The takeaway: Anchor learning in outcomes you already care about—making it meaningful and relevant.
AI fluency efforts at Zapier were always anchored in team missions and core KPIs—like “fast, accurate support” in customer care. Avoid tool-first rollouts. Instead, ask teams: What outcome are you solving for? What friction or opportunity exists? Then explore where AI can help. When fluency is tied to clear business goals, learning becomes relevant—not theoretical.
8. Adoption Depends on Trust & Transparency
The missing ingredient in many AI rollouts? Trust.
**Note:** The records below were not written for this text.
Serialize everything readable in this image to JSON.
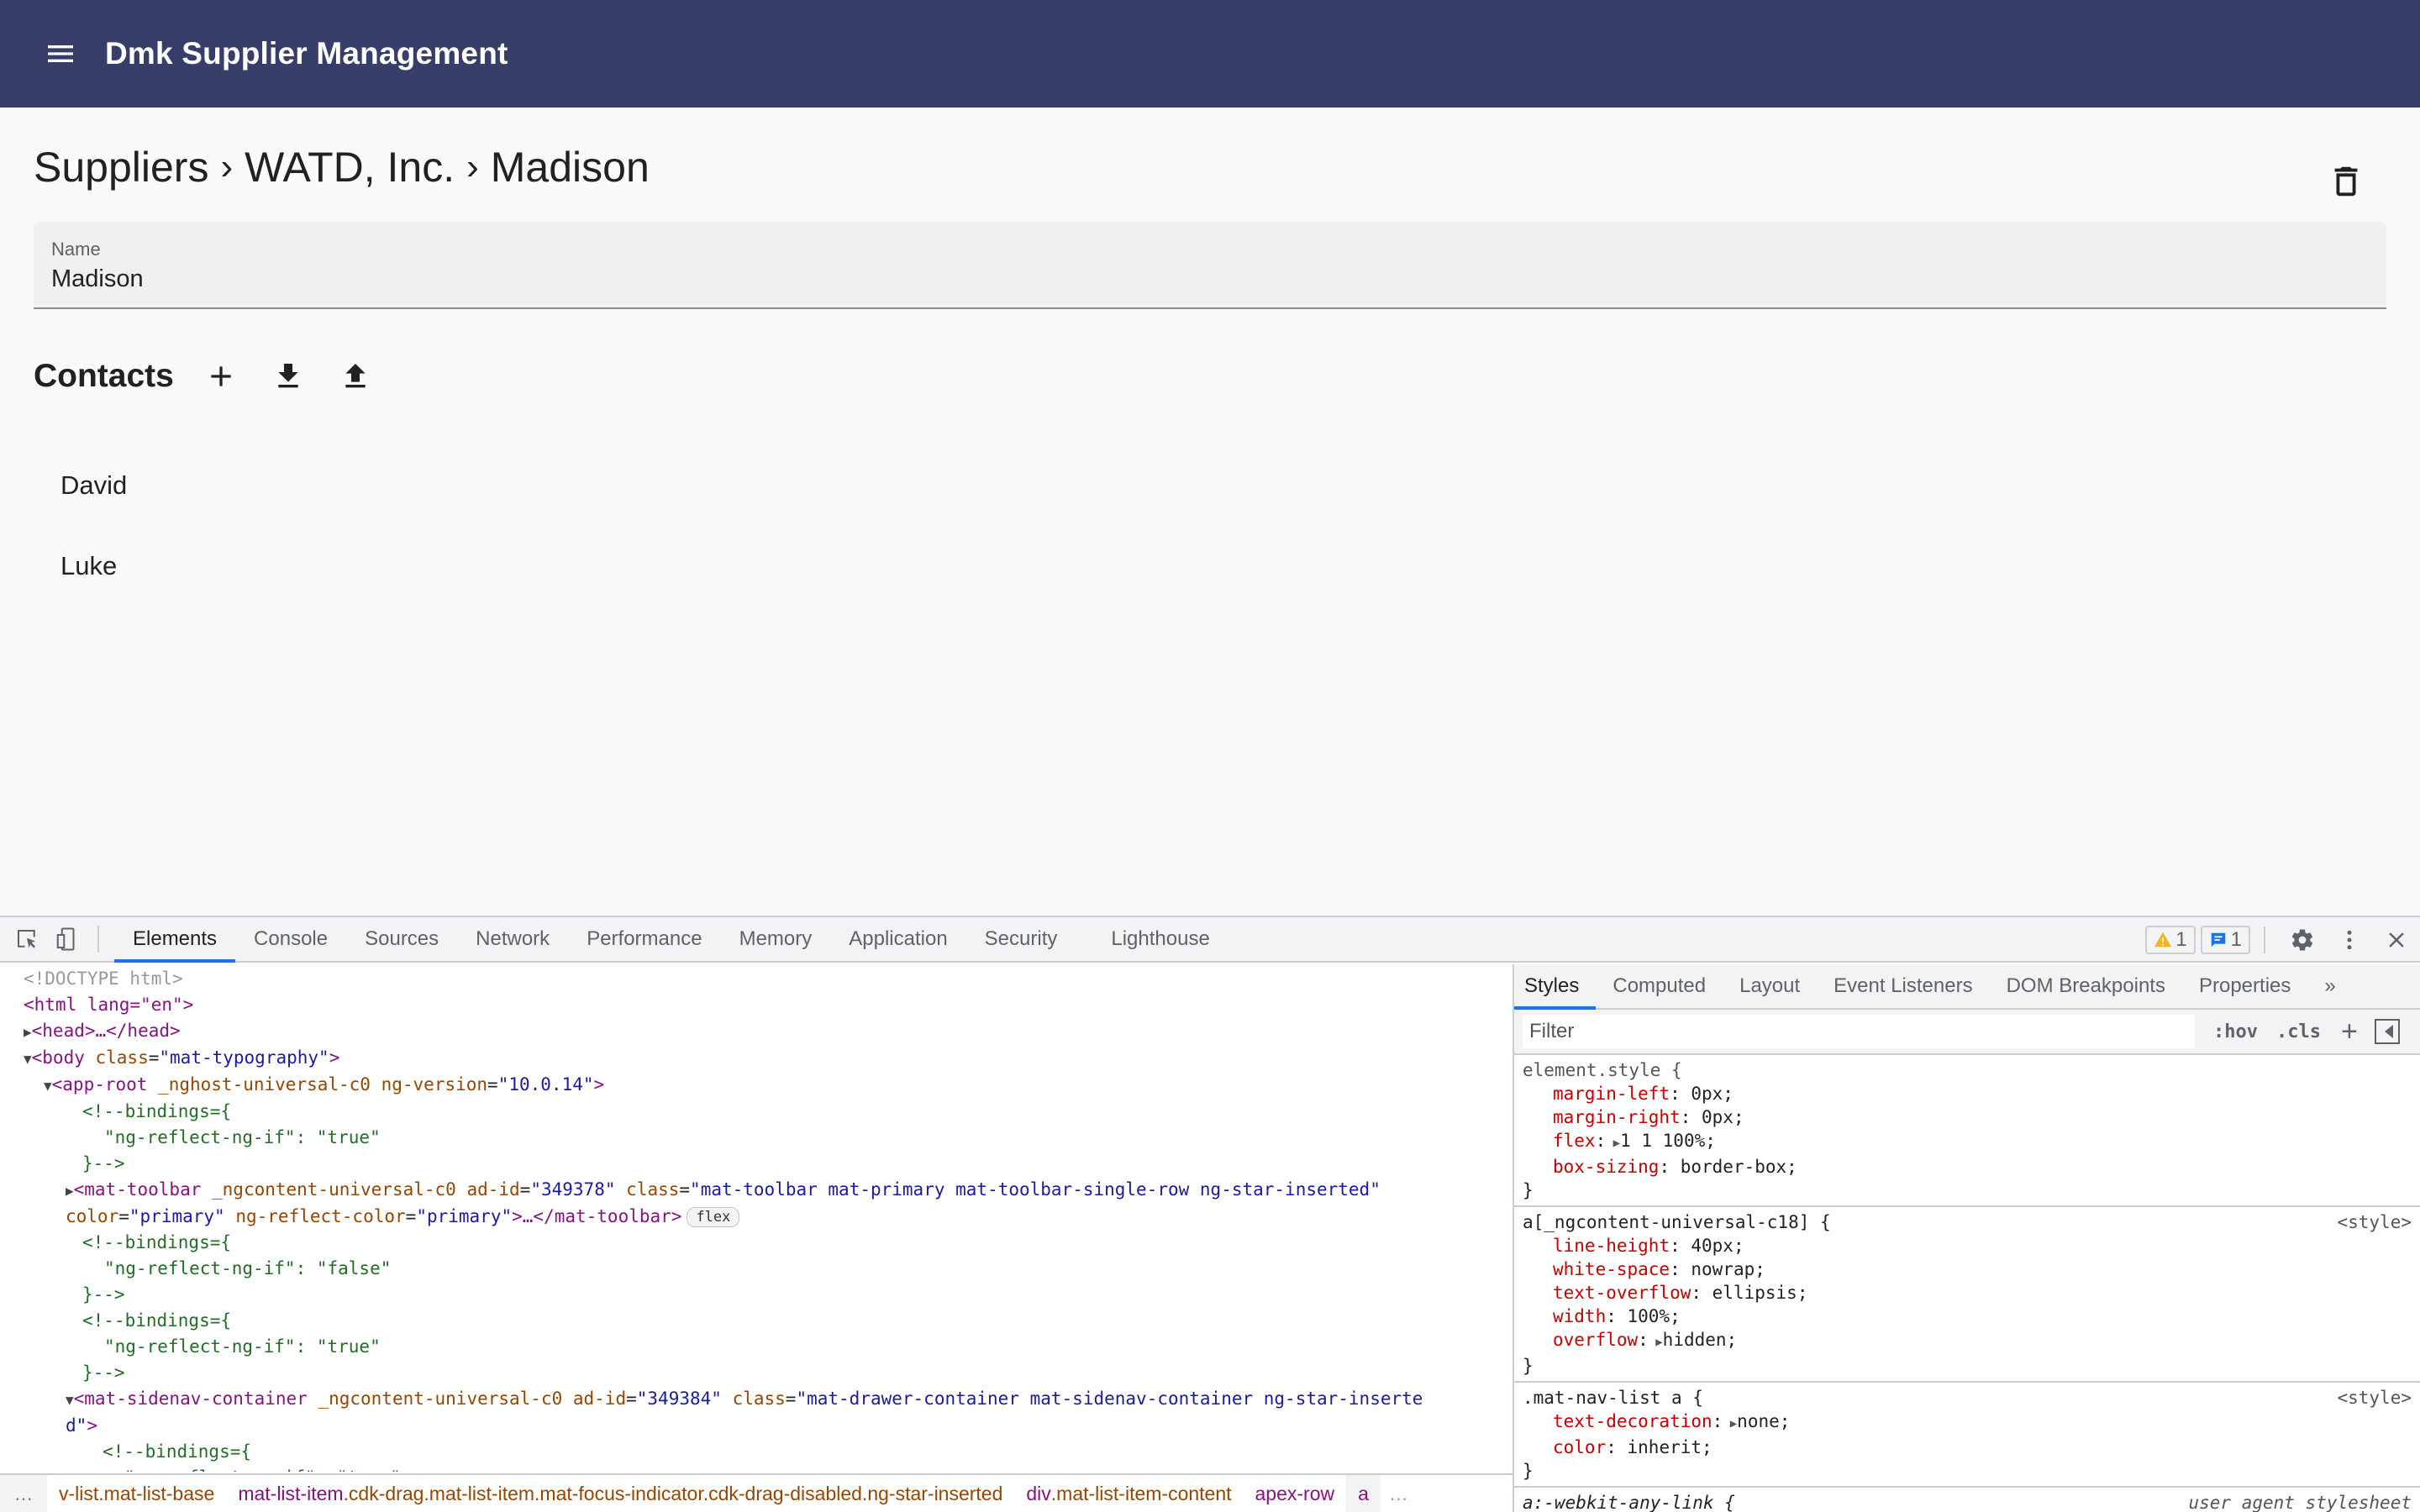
{
  "app": {
    "title": "Dmk Supplier Management",
    "toolbar_color": "#363e69",
    "menu_icon": "menu-icon"
  },
  "breadcrumb": {
    "items": [
      "Suppliers",
      "WATD, Inc.",
      "Madison"
    ],
    "separator": "›"
  },
  "actions": {
    "delete_icon": "delete-icon"
  },
  "name_field": {
    "label": "Name",
    "value": "Madison"
  },
  "contacts": {
    "title": "Contacts",
    "actions": [
      "add-icon",
      "download-icon",
      "upload-icon"
    ],
    "items": [
      "David",
      "Luke"
    ]
  },
  "devtools": {
    "tabs": [
      "Elements",
      "Console",
      "Sources",
      "Network",
      "Performance",
      "Memory",
      "Application",
      "Security",
      "Lighthouse"
    ],
    "active_tab": "Elements",
    "warnings_count": "1",
    "messages_count": "1",
    "dom_tree": {
      "doctype": "<!DOCTYPE html>",
      "html_open": "<html lang=\"en\">",
      "head": "<head>…</head>",
      "body_class": "mat-typography",
      "app_root_attrs": "_nghost-universal-c0",
      "ng_version": "10.0.14",
      "binding_true": "\"ng-reflect-ng-if\": \"true\"",
      "binding_false": "\"ng-reflect-ng-if\": \"false\"",
      "comment_open": "<!--bindings={",
      "comment_close": "}-->",
      "toolbar_adid": "349378",
      "toolbar_class": "mat-toolbar mat-primary mat-toolbar-single-row ng-star-inserted",
      "toolbar_color": "primary",
      "flex_badge": "flex",
      "sidenav_adid": "349384",
      "sidenav_class": "mat-drawer-container mat-sidenav-container ng-star-inserte",
      "sidenav_class_wrap": "d"
    },
    "crumbs": [
      {
        "tag": "",
        "cls": "v-list.mat-list-base"
      },
      {
        "tag": "mat-list-item",
        "cls": ".cdk-drag.mat-list-item.mat-focus-indicator.cdk-drag-disabled.ng-star-inserted"
      },
      {
        "tag": "div",
        "cls": ".mat-list-item-content"
      },
      {
        "tag": "apex-row",
        "cls": ""
      },
      {
        "tag": "a",
        "cls": ""
      }
    ],
    "styles_tabs": [
      "Styles",
      "Computed",
      "Layout",
      "Event Listeners",
      "DOM Breakpoints",
      "Properties"
    ],
    "filter_placeholder": "Filter",
    "hov": ":hov",
    "cls": ".cls",
    "rules": [
      {
        "selector": "element.style {",
        "source": "",
        "decls": [
          {
            "prop": "margin-left",
            "val": "0px;"
          },
          {
            "prop": "margin-right",
            "val": "0px;"
          },
          {
            "prop": "flex",
            "val": "1 1 100%;",
            "expandable": true
          },
          {
            "prop": "box-sizing",
            "val": "border-box;"
          }
        ]
      },
      {
        "selector": "a[_ngcontent-universal-c18] {",
        "source": "<style>",
        "decls": [
          {
            "prop": "line-height",
            "val": "40px;"
          },
          {
            "prop": "white-space",
            "val": "nowrap;"
          },
          {
            "prop": "text-overflow",
            "val": "ellipsis;"
          },
          {
            "prop": "width",
            "val": "100%;"
          },
          {
            "prop": "overflow",
            "val": "hidden;",
            "expandable": true
          }
        ]
      },
      {
        "selector": ".mat-nav-list a {",
        "source": "<style>",
        "decls": [
          {
            "prop": "text-decoration",
            "val": "none;",
            "expandable": true
          },
          {
            "prop": "color",
            "val": "inherit;"
          }
        ]
      },
      {
        "selector": "a:-webkit-any-link {",
        "source": "user agent stylesheet",
        "decls": []
      }
    ]
  }
}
Zapier emphasized the need to proactively explain how data is stored, used, and secured.
“Explain data use—don’t assume people will ask.”
The takeaway: Build transparency into AI experiences—especially when they involve sensitive information.
Zapier found that even when AI coaching worked well, adoption stalled unless users knew exactly how their data would be used, stored, or accessed. Trust is table stakes. Clearly articulate what data is collected, who sees it, and how long it lives. Make privacy policies visible in the flow of tool usage. Invite questions early—and answer them before they're asked. Psychological safety drives experimentation.